The file script.o formed after compilation is similar to our previous loader.bin binary file, but the difference is that the script.o file contains some data structures required for running in the current system, which are not what we need, so we will delete these data structures in the later stage. Let’s take the simplest script.c file as an example:

int main(a)
{
	return 0;
}
Copy the code

We can get the script.o target binary directly by following these steps:

gcc -mcmodel=large -fno-builtin -m64 -c script.c
Copy the code

Where -mcmodel=large sets the memory range to a large range.
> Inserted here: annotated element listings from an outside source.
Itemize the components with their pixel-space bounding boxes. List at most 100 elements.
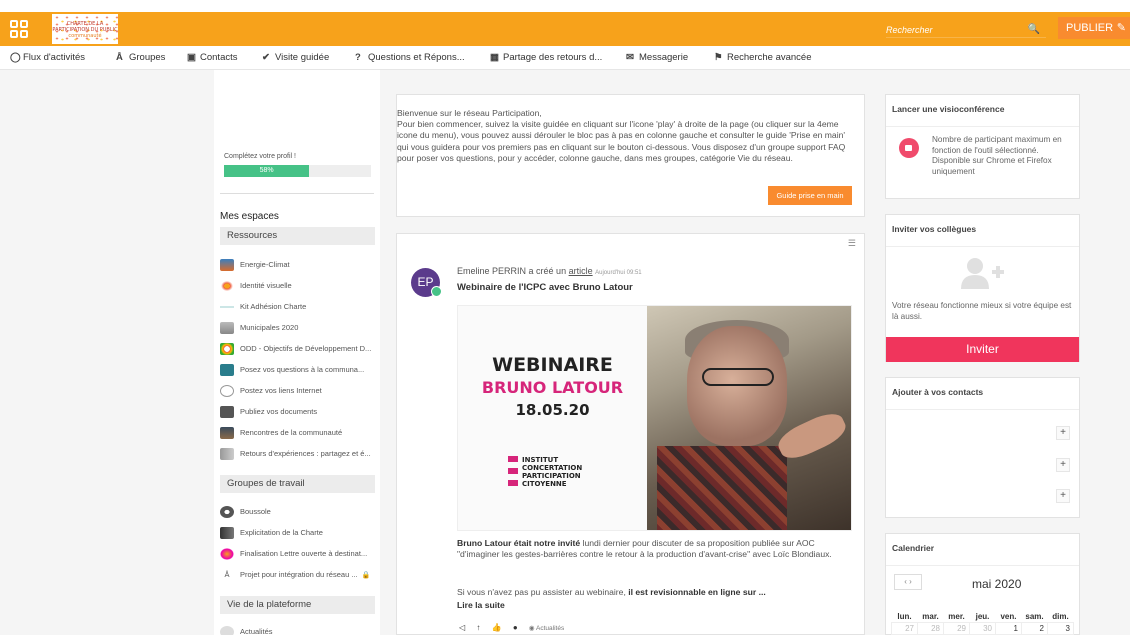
- sidebar-item-energie-climat[interactable]: Energie-Climat: [220, 259, 374, 271]
- nav-item-contacts[interactable]: ▣ Contacts: [187, 52, 238, 63]
- calendar-day[interactable]: 28: [917, 622, 944, 635]
- welcome-text: Bienvenue sur le réseau Participation, P…: [397, 108, 846, 163]
- welcome-card: Bienvenue sur le réseau Participation, P…: [396, 94, 865, 217]
- add-contact-button[interactable]: +: [1056, 489, 1070, 503]
- nav-item-sharing[interactable]: ▦ Partage des retours d...: [490, 52, 602, 63]
- visual-identity-icon: [220, 280, 234, 292]
- main-nav: ◯ Flux d'activités Å Groupes ▣ Contacts ✔ Vi…: [0, 46, 1130, 70]
- nav-item-advanced-search[interactable]: ⚑ Recherche avancée: [714, 52, 812, 63]
- video-camera-icon[interactable]: [899, 138, 919, 158]
- webinar-poster: WEBINAIRE BRUNO LATOUR 18.05.20 INSTITUT…: [458, 306, 647, 530]
- author-action: a créé un: [528, 266, 567, 276]
- profile-completion-label: Complétez votre profil !: [224, 153, 296, 160]
- sidebar-item-explicitation[interactable]: Explicitation de la Charte: [220, 527, 374, 539]
- post-author-line: Emeline PERRIN a créé un article Aujourd…: [457, 266, 642, 276]
- sidebar-item-odd[interactable]: ODD - Objectifs de Développement D...: [220, 343, 374, 355]
- publish-button[interactable]: PUBLIER ✎: [1058, 17, 1130, 39]
- read-more-link[interactable]: Lire la suite: [457, 600, 505, 610]
- sidebar-item-kit-adhesion[interactable]: Kit Adhésion Charte: [220, 301, 374, 313]
- section-groupes-de-travail[interactable]: Groupes de travail: [220, 475, 375, 493]
- comment-icon[interactable]: ●: [513, 623, 518, 632]
- odd-icon: [220, 343, 234, 355]
- user-add-icon: [961, 258, 1004, 289]
- questions-icon: [220, 364, 234, 376]
- invite-card: Inviter vos collègues Votre réseau fonct…: [885, 214, 1080, 362]
- sidebar-item-actualites[interactable]: Actualités: [220, 626, 374, 635]
- nav-item-faq[interactable]: ? Questions et Répons...: [355, 52, 465, 63]
- pin-icon[interactable]: ↑: [476, 623, 480, 632]
- article-link[interactable]: article: [569, 266, 593, 276]
- profile-progress-fill: 58%: [224, 165, 310, 177]
- post-actions: ◁ ↑ 👍 ● ◉ Actualités: [459, 623, 582, 632]
- invite-title: Inviter vos collègues: [892, 224, 977, 234]
- invite-button[interactable]: Inviter: [886, 337, 1079, 362]
- contacts-icon: ▣: [187, 52, 196, 63]
- add-contacts-card: Ajouter à vos contacts + + +: [885, 377, 1080, 518]
- group-icon: Å: [224, 570, 230, 579]
- add-contacts-title: Ajouter à vos contacts: [892, 387, 984, 397]
- activity-post: ☰ EP Emeline PERRIN a créé un article Au…: [396, 233, 865, 635]
- sidebar-item-rencontres[interactable]: Rencontres de la communauté: [220, 427, 374, 439]
- webinar-image[interactable]: WEBINAIRE BRUNO LATOUR 18.05.20 INSTITUT…: [457, 305, 852, 531]
- profile-progress[interactable]: 58%: [224, 165, 371, 177]
- signpost-icon: ⚑: [714, 52, 723, 63]
- add-contact-button[interactable]: +: [1056, 426, 1070, 440]
- nav-item-guided-tour[interactable]: ✔ Visite guidée: [262, 52, 329, 63]
- poster-line2: BRUNO LATOUR: [481, 378, 624, 397]
- sidebar-item-identite-visuelle[interactable]: Identité visuelle: [220, 280, 374, 292]
- envelope-icon: ✉: [626, 52, 634, 63]
- section-ressources[interactable]: Ressources: [220, 227, 375, 245]
- calendar-day[interactable]: 3: [1047, 622, 1074, 635]
- institute-mark-icon: [508, 456, 518, 486]
- logo-line3: communauté: [68, 33, 102, 39]
- nav-item-activity[interactable]: ◯ Flux d'activités: [10, 52, 85, 63]
- visio-title[interactable]: Lancer une visioconférence: [892, 104, 1004, 114]
- logo[interactable]: CHARTE DE LA PARTICIPATION DU PUBLIC com…: [52, 14, 118, 44]
- sidebar-item-retours[interactable]: Retours d'expériences : partagez et é...: [220, 448, 374, 460]
- post-title[interactable]: Webinaire de l'ICPC avec Bruno Latour: [457, 282, 633, 293]
- nav-item-messages[interactable]: ✉ Messagerie: [626, 52, 688, 63]
- category-tag[interactable]: ◉ Actualités: [529, 625, 573, 632]
- author-name[interactable]: Emeline PERRIN: [457, 266, 526, 276]
- sidebar-item-boussole[interactable]: Boussole: [220, 506, 374, 518]
- speaker-photo: [647, 306, 851, 530]
- add-contact-button[interactable]: +: [1056, 458, 1070, 472]
- lock-icon: 🔒: [361, 571, 371, 579]
- search-placeholder: Rechercher: [886, 25, 933, 35]
- sidebar-item-questions[interactable]: Posez vos questions à la communa...: [220, 364, 374, 376]
- globe-icon: ◯: [10, 52, 21, 63]
- search-icon[interactable]: 🔍: [1028, 24, 1040, 35]
- search-input[interactable]: Rechercher 🔍: [886, 22, 1046, 38]
- calendar-title: Calendrier: [892, 543, 935, 553]
- like-icon[interactable]: 👍: [492, 623, 502, 632]
- sidebar-item-lettre[interactable]: Finalisation Lettre ouverte à destinat..…: [220, 548, 374, 560]
- visio-card: Lancer une visioconférence Nombre de par…: [885, 94, 1080, 199]
- calendar-day[interactable]: 27: [891, 622, 918, 635]
- people-icon: [220, 527, 234, 539]
- calendar-day[interactable]: 30: [969, 622, 996, 635]
- visio-text: Nombre de participant maximum en fonctio…: [932, 135, 1062, 176]
- apps-grid-icon[interactable]: [10, 20, 28, 38]
- question-icon: ?: [355, 52, 361, 63]
- guide-button[interactable]: Guide prise en main: [768, 186, 852, 205]
- sidebar: Complétez votre profil ! 58% Mes espaces…: [214, 70, 380, 635]
- share-icon[interactable]: ◁: [459, 623, 465, 632]
- calendar-day[interactable]: 2: [1021, 622, 1048, 635]
- top-bar: CHARTE DE LA PARTICIPATION DU PUBLIC com…: [0, 12, 1130, 46]
- calendar-nav[interactable]: ‹ ›: [894, 574, 922, 590]
- section-vie-plateforme[interactable]: Vie de la plateforme: [220, 596, 375, 614]
- sidebar-item-documents[interactable]: Publiez vos documents: [220, 406, 374, 418]
- online-badge: [431, 286, 442, 297]
- compass-icon: [220, 506, 234, 518]
- energy-icon: [220, 259, 234, 271]
- options-icon[interactable]: ☰: [848, 238, 856, 249]
- sidebar-item-municipales[interactable]: Municipales 2020: [220, 322, 374, 334]
- calendar-day[interactable]: 1: [995, 622, 1022, 635]
- sidebar-item-links[interactable]: Postez vos liens Internet: [220, 385, 374, 397]
- post-body: Bruno Latour était notre invité lundi de…: [457, 538, 832, 560]
- sidebar-item-projet[interactable]: Å Projet pour intégration du réseau ... 🔒: [220, 569, 374, 581]
- nav-item-groups[interactable]: Å Groupes: [116, 52, 165, 63]
- calendar-day[interactable]: 29: [943, 622, 970, 635]
- institute-logo: INSTITUT CONCERTATION PARTICIPATION CITO…: [508, 456, 608, 488]
- grid-icon: ▦: [490, 52, 499, 63]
This option does not restrict the address and size of the code section. -fno-builtin does not recognize built-in functions that are not prefixed with __builtin_. -m64 Generates files that can run on 64-bit systems. At this point, you can view the contents of the target binary file using the objdump command from the command line. 55, 48, 89, e5… That’s the binary machine code we need.

bash# objdump -d script.o

test.o:     file format elf64-x86-64


Disassembly of section .text:

0000000000000000 <main>:
   0:	55                   	push   %rbp
   1:	48 89 e5             	mov    %rsp,%rbp
   4:	b8 00 00 00 00       	mov    $0x0,%eax
   9:	5d                   	pop    %rbp
   a:	c3                   	retq
Copy the code

We can use XXD to view the pure binary display of the binary object file:

bash# xxd script.o00000000: 7f45 4c46 0201 0100 0000 0000 0000 0000 .ELF............ 00000010: 0100 3e00 0100 0000 0000 0000 0000 0000 .. >... 0000 0000 0000 0000 0000 0000 0000................ 00000030: 0000 0000 4000 0000 0000 4000 0b00 0a00 .... @... @... 00000040: 5548 89e5 b800 0000 005d c300 4743 433a UH....... ] . GCC: 00000050:2028 474E 5529 2034 2e38 2E35 2032 3031 (GNU) 4.8.5 201 00000060: 3530 3632 3320 2852 6564 2048 6174 2034 50623 (Red Hat 4 00000070: 2e38 2e35 2d33 3929 0000 0000 0000.8.5-39)........ 00000080: 1400 0000 0000 0000 017a 5200 0178 1001 ......... zR.. x.. 00000090: 1b0c 0708 9001 0000 1c00 0000 1c00 0000 ................ 000000a0: 0000 0000 0b00 0000 0041 0e10 8602 430d ......... A.... C. 000000b0: 0646 0c07 0800 0000 0000 0000 0000 0000 .F.............. 000000c0: 0000 0000 0000 0000 0000 0000 0000 0000 ................ .Copy the code

The offset of the machine code we need is 40 points, but the whole object file contains not only the machine code we need, but also a lot of data structures. So to get the machine code we need, we need to use the objCopy tool:

objcopy -I elf64-x86-64 -R ".eh_frame" -O binary script.o script.bin
Copy the code

XXD = XXD = XXD = XXD

bash# xxd script.bin00000000: 5548 89e5 b800 0000 005d c3 UH....... ] .Copy the code

So the script.bin we get is the machine code we need to run on our operating system.